Therefore Q-Networks deviate from the Bellman Update not only in as much as its replaces it, but also that it does not refine/learn the Q-Function based on what the agent has just recently done (the moves it just took) due to the correlated nature of sequential images, but rather learns instead from random results that occurred previously in time, i.e., it keeps a history of its past moves results (and associated screen images) and learns from those while its saving what it currently experiencing to its history of moves in real-time.

This means the Q-Network is not learning about every experience as-it-experiences-it, which is in distinct contrast to Q-Learning.

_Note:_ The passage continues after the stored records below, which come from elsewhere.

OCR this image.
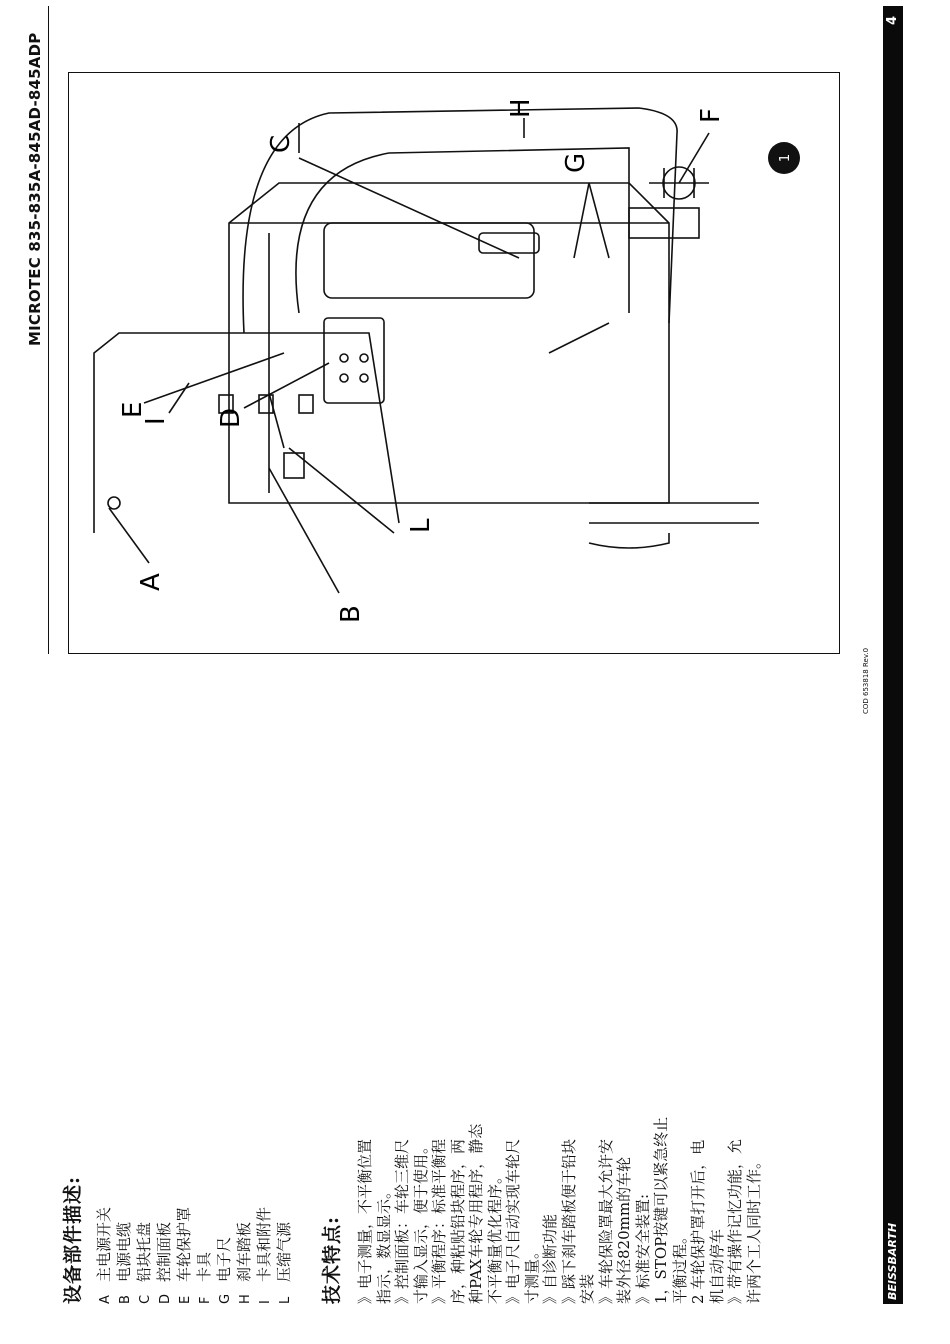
MICROTEC 835-835A-845AD-845ADP
设备部件描述: A主电源开关
B电源电缆
C铅块托盘
D控制面板
E车轮保护罩
F卡具
G电子尺
H刹车踏板
I卡具和附件
L压缩气源 技术特点: 》电子测量，不平衡位置 指示，数显显示。 》控制面板：车轮三维尺 寸输入显示，便于使用。 》平衡程序：标准平衡程 序，种粘贴铅块程序，两 种PAX车轮专用程序，静态 不平衡量优化程序。 》电子尺自动实现车轮尺 寸测量。 》自诊断功能 》踩下刹车踏板便于铅块 安装 》车轮保险罩最大允许安 装外径820mm的车轮 》标准安全装置: 1，STOP按键可以紧急终止 平衡过程。 2 车轮保护罩打开后，电 机自动停车 》带有操作记忆功能，允 许两个工人同时工作。

1
A
B
C
D
E
F
G
H
I
L
COD 653818 Rev.0
BEISSBARTH
4
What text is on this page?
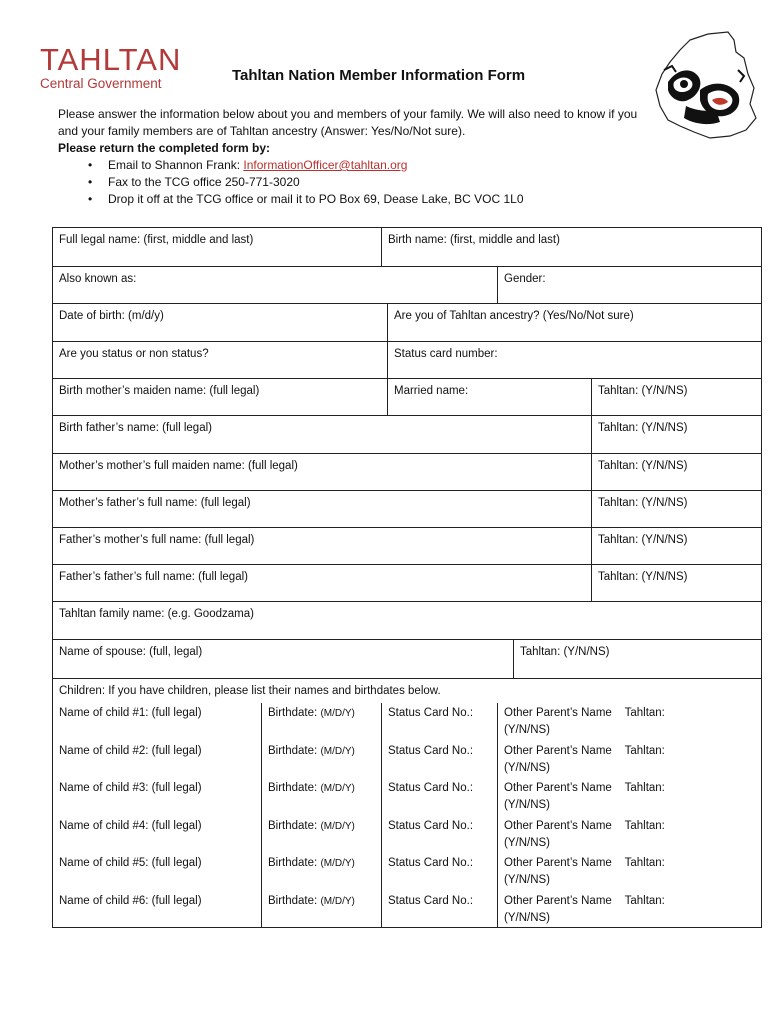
TAHLTAN
Central Government	Tahltan Nation Member Information Form
Please answer the information below about you and members of your family. We will also need to know if you and your family members are of Tahltan ancestry (Answer: Yes/No/Not sure).
Please return the completed form by:
• Email to Shannon Frank: InformationOfficer@tahltan.org
• Fax to the TCG office 250-771-3020
• Drop it off at the TCG office or mail it to PO Box 69, Dease Lake, BC VOC 1L0
Full legal name: (first, middle and last)	Birth name: (first, middle and last)
Also known as:	Gender:
Date of birth: (m/d/y)	Are you of Tahltan ancestry? (Yes/No/Not sure)
Are you status or non status?	Status card number:
Birth mother’s maiden name: (full legal)	Married name:	Tahltan: (Y/N/NS)
Birth father’s name: (full legal)	Tahltan: (Y/N/NS)
Mother’s mother’s full maiden name: (full legal)	Tahltan: (Y/N/NS)
Mother’s father’s full name: (full legal)	Tahltan: (Y/N/NS)
Father’s mother’s full name: (full legal)	Tahltan: (Y/N/NS)
Father’s father’s full name: (full legal)	Tahltan: (Y/N/NS)
Tahltan family name: (e.g. Goodzama)
Name of spouse: (full, legal)	Tahltan: (Y/N/NS)
Children: If you have children, please list their names and birthdates below.
Name of child #1: (full legal)	Birthdate: (M/D/Y)	Status Card No.:	Other Parent’s Name Tahltan:
(Y/N/NS)
Name of child #2: (full legal)	Birthdate: (M/D/Y)	Status Card No.:	Other Parent’s Name Tahltan:
(Y/N/NS)
Name of child #3: (full legal)	Birthdate: (M/D/Y)	Status Card No.:	Other Parent’s Name Tahltan:
(Y/N/NS)
Name of child #4: (full legal)	Birthdate: (M/D/Y)	Status Card No.:	Other Parent’s Name Tahltan:
(Y/N/NS)
Name of child #5: (full legal)	Birthdate: (M/D/Y)	Status Card No.:	Other Parent’s Name Tahltan:
(Y/N/NS)
Name of child #6: (full legal)	Birthdate: (M/D/Y)	Status Card No.:	Other Parent’s Name Tahltan:
(Y/N/NS)
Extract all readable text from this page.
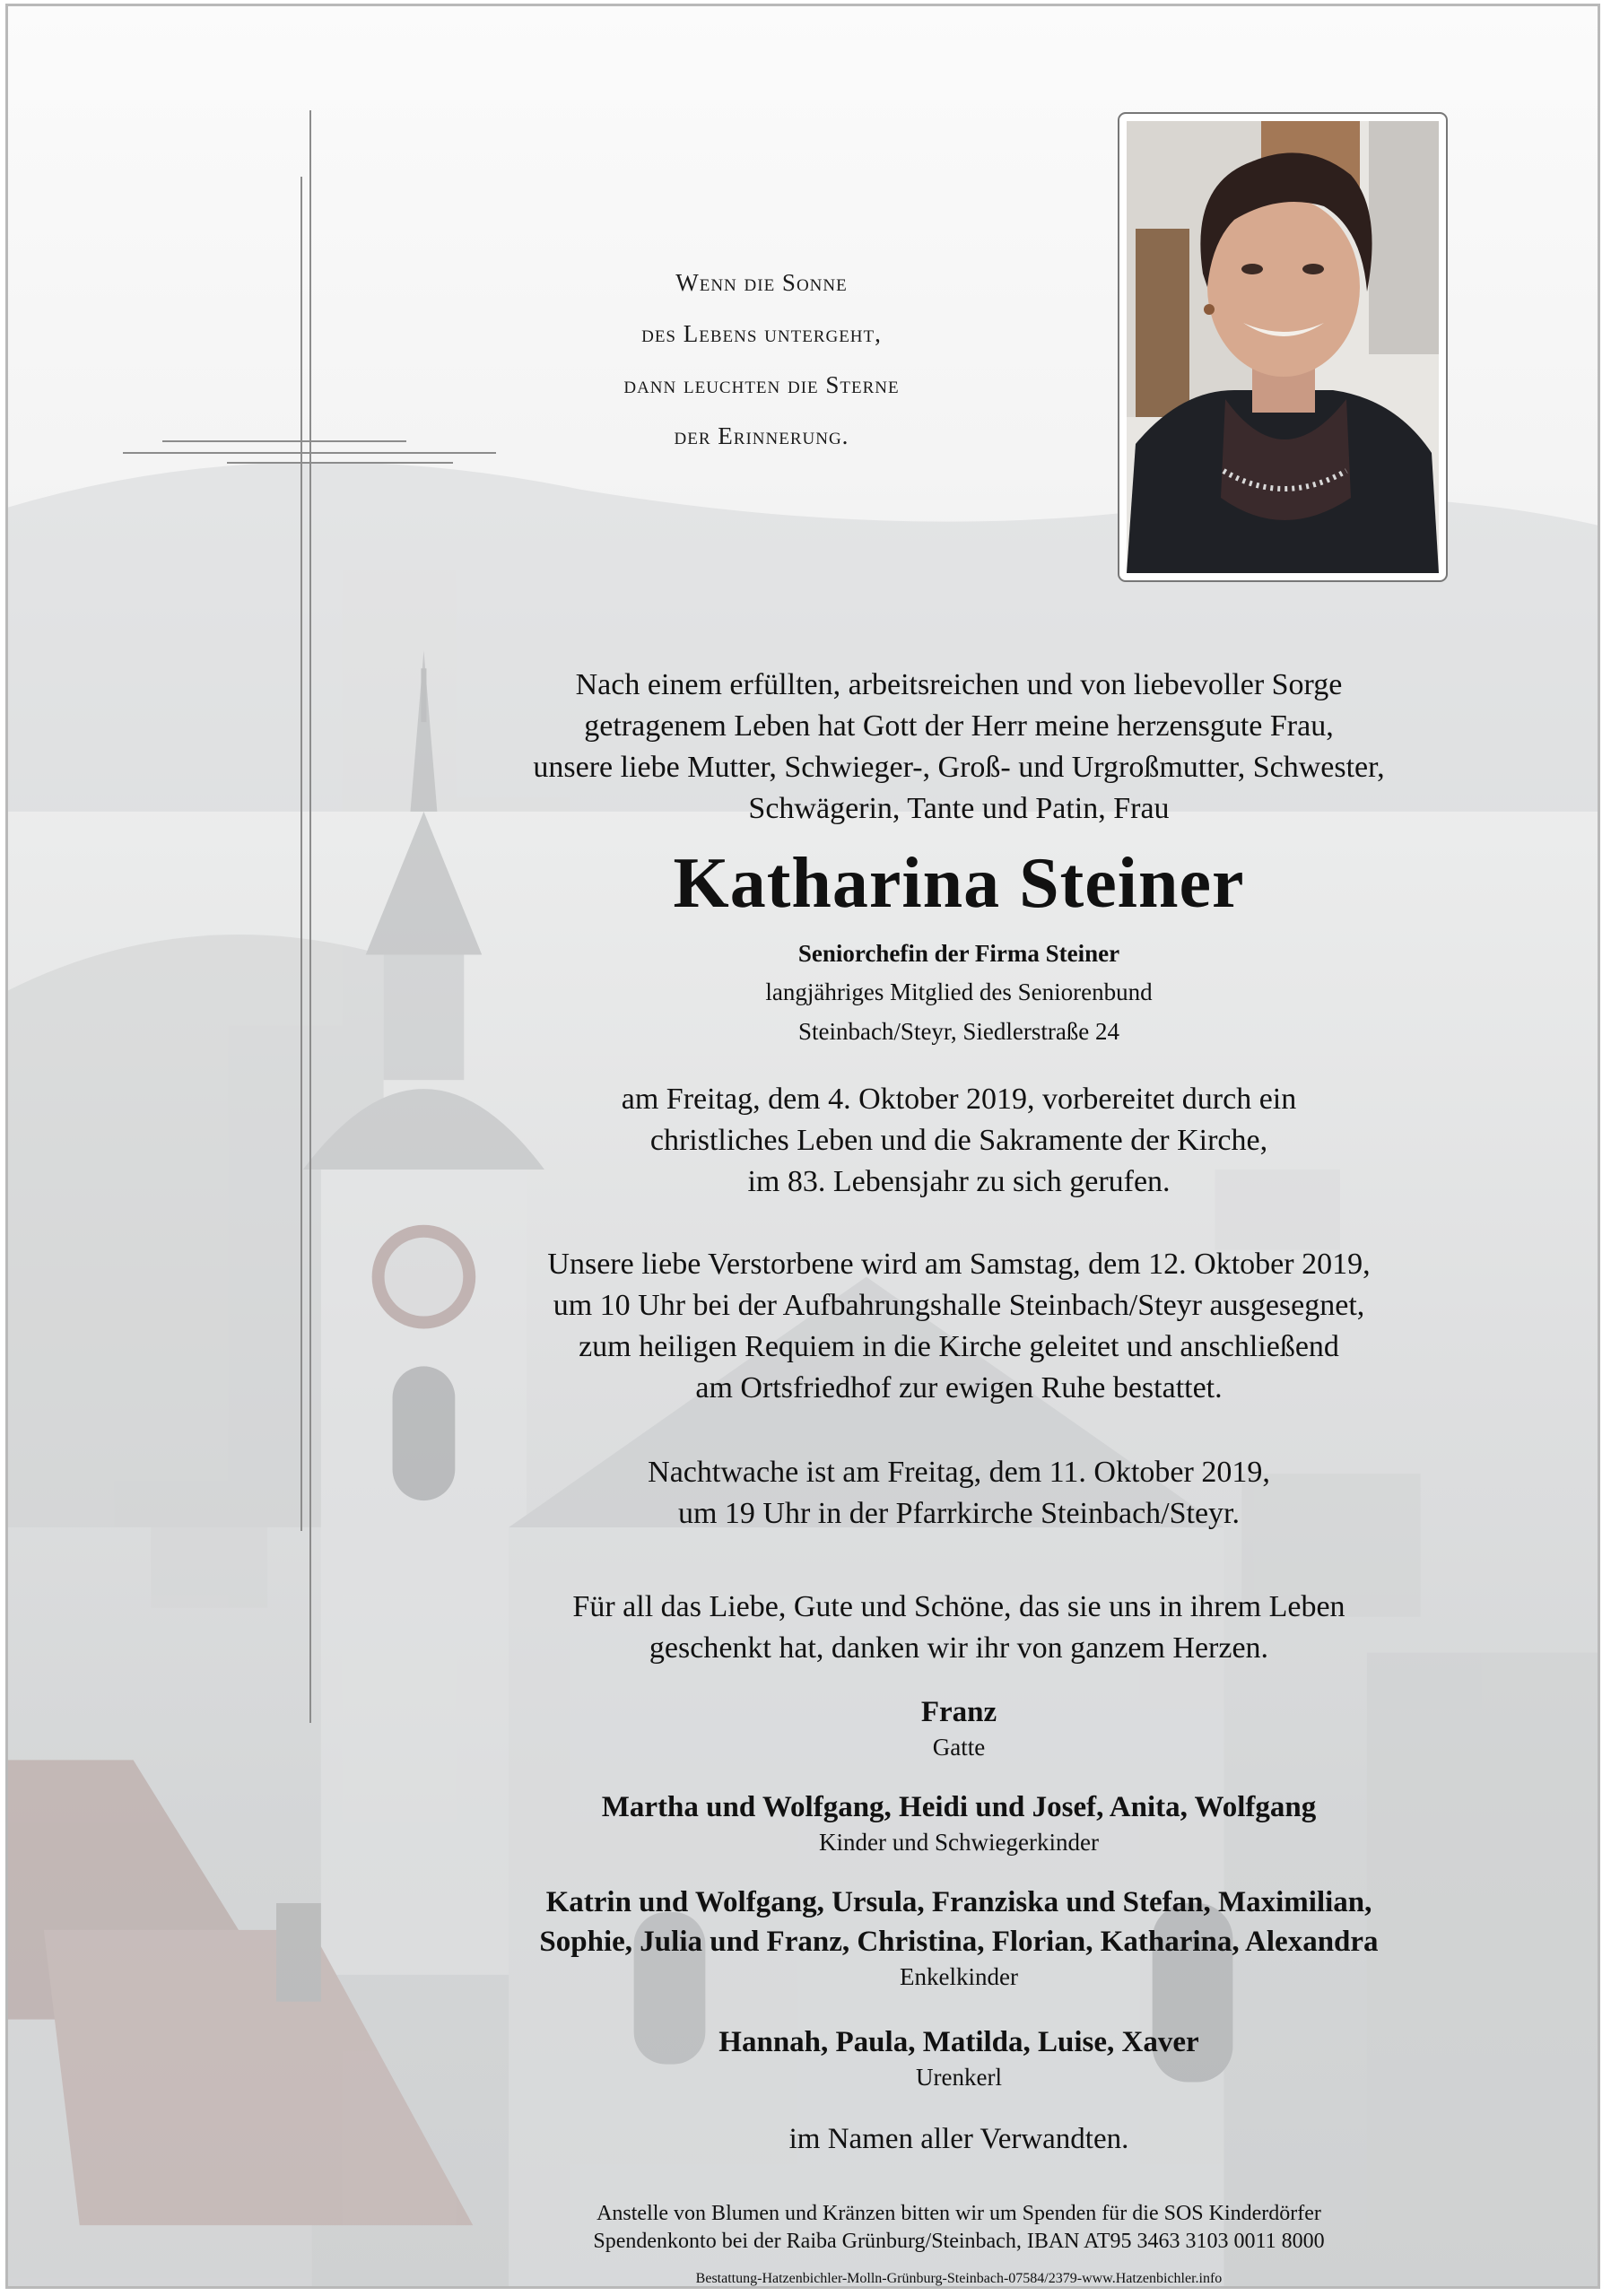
Wenn die Sonne
des Lebens untergeht,
dann leuchten die Sterne
der Erinnerung.
Nach einem erfüllten, arbeitsreichen und von liebevoller Sorge
getragenem Leben hat Gott der Herr meine herzensgute Frau,
unsere liebe Mutter, Schwieger-, Groß- und Urgroßmutter, Schwester,
Schwägerin, Tante und Patin, Frau
Katharina Steiner
Seniorchefin der Firma Steiner
langjähriges Mitglied des Seniorenbund
Steinbach/Steyr, Siedlerstraße 24
am Freitag, dem 4. Oktober 2019, vorbereitet durch ein
christliches Leben und die Sakramente der Kirche,
im 83. Lebensjahr zu sich gerufen.
Unsere liebe Verstorbene wird am Samstag, dem 12. Oktober 2019,
um 10 Uhr bei der Aufbahrungshalle Steinbach/Steyr ausgesegnet,
zum heiligen Requiem in die Kirche geleitet und anschließend
am Ortsfriedhof zur ewigen Ruhe bestattet.
Nachtwache ist am Freitag, dem 11. Oktober 2019,
um 19 Uhr in der Pfarrkirche Steinbach/Steyr.
Für all das Liebe, Gute und Schöne, das sie uns in ihrem Leben
geschenkt hat, danken wir ihr von ganzem Herzen.
Franz
Gatte
Martha und Wolfgang, Heidi und Josef, Anita, Wolfgang
Kinder und Schwiegerkinder
Katrin und Wolfgang, Ursula, Franziska und Stefan, Maximilian,
Sophie, Julia und Franz, Christina, Florian, Katharina, Alexandra
Enkelkinder
Hannah, Paula, Matilda, Luise, Xaver
Urenkerl
im Namen aller Verwandten.
Anstelle von Blumen und Kränzen bitten wir um Spenden für die SOS Kinderdörfer
Spendenkonto bei der Raiba Grünburg/Steinbach, IBAN AT95 3463 3103 0011 8000
Bestattung-Hatzenbichler-Molln-Grünburg-Steinbach-07584/2379-www.Hatzenbichler.info
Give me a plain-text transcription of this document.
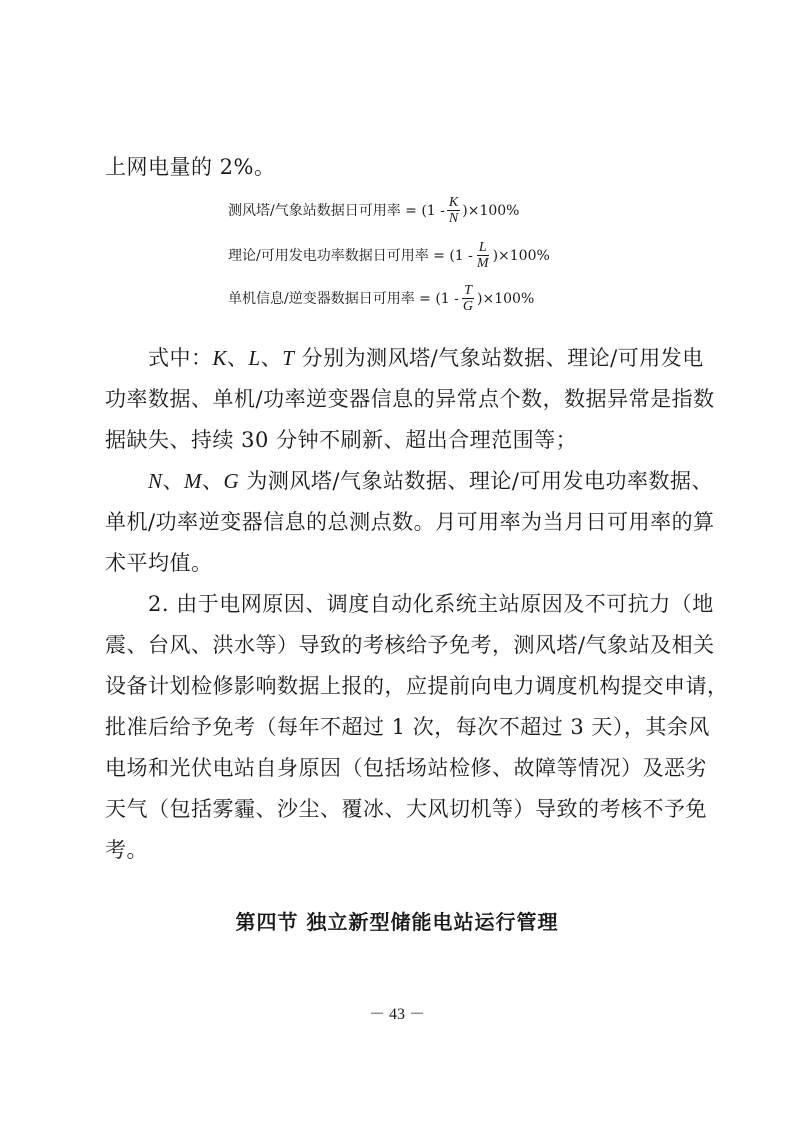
上网电量的 2%。
测风塔/气象站数据日可用率 = $(1 - \frac{K}{N} )\times 100\%$
理论/可用发电功率数据日可用率 = $(1 - \frac{L}{M} )\times 100\%$
单机信息/逆变器数据日可用率 = $(1 - \frac{T}{G} )\times 100\%$
式中：K、L、T 分别为测风塔/气象站数据、理论/可用发电
功率数据、单机/功率逆变器信息的异常点个数，数据异常是指数
据缺失、持续 30 分钟不刷新、超出合理范围等；
N、M、G 为测风塔/气象站数据、理论/可用发电功率数据、
单机/功率逆变器信息的总测点数。月可用率为当月日可用率的算
术平均值。
2. 由于电网原因、调度自动化系统主站原因及不可抗力（地
震、台风、洪水等）导致的考核给予免考，测风塔/气象站及相关
设备计划检修影响数据上报的，应提前向电力调度机构提交申请，
批准后给予免考（每年不超过 1 次，每次不超过 3 天），其余风
电场和光伏电站自身原因（包括场站检修、故障等情况）及恶劣
天气（包括雾霾、沙尘、覆冰、大风切机等）导致的考核不予免
考。
第四节 独立新型储能电站运行管理
－ 43 －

This learning from the move history is a random sampling strategy is called Experience Replay.

In real-time the agent adds its current experience to the Replay Buffer as a 4-tuple as the current state (\(\phi\)), the move taken (\(a\)), the rewards received (\(r\)) and the resulting state (\(\phi_{n+1}\)).

During training/learning while adding its current experiences to the Replay Buffer, it also randomly pulls samples from this buffer to learn from. The key is the random samples are not sequential/consecutive and so are less likely to be correlated. For example, here is a specific sample taken theoretically from the Replay buffer for learning purposes:

\[ (\phi_j, a_j;r_j;\phi_{j+1}) \\ \tag{a random experience result sample from Replay Buffer} \\\]

From this sample, the algorithm passes in the sampled "before" state \(\phi_j\) (which is the move history) as the input to the CNN (acting as the Q-value function) in order to compute/predict the value of the move i.e., its Q-value: \(Q(\phi_j\, a_j\)).

If the CNN had leant well, the predicted value would be similar to the real value of the move, i.e., what the Bellman equation would calculate it as: \(y_i= r_j + \gamma Max_{a'}Q(\phi_{t+1,a';\theta}) \)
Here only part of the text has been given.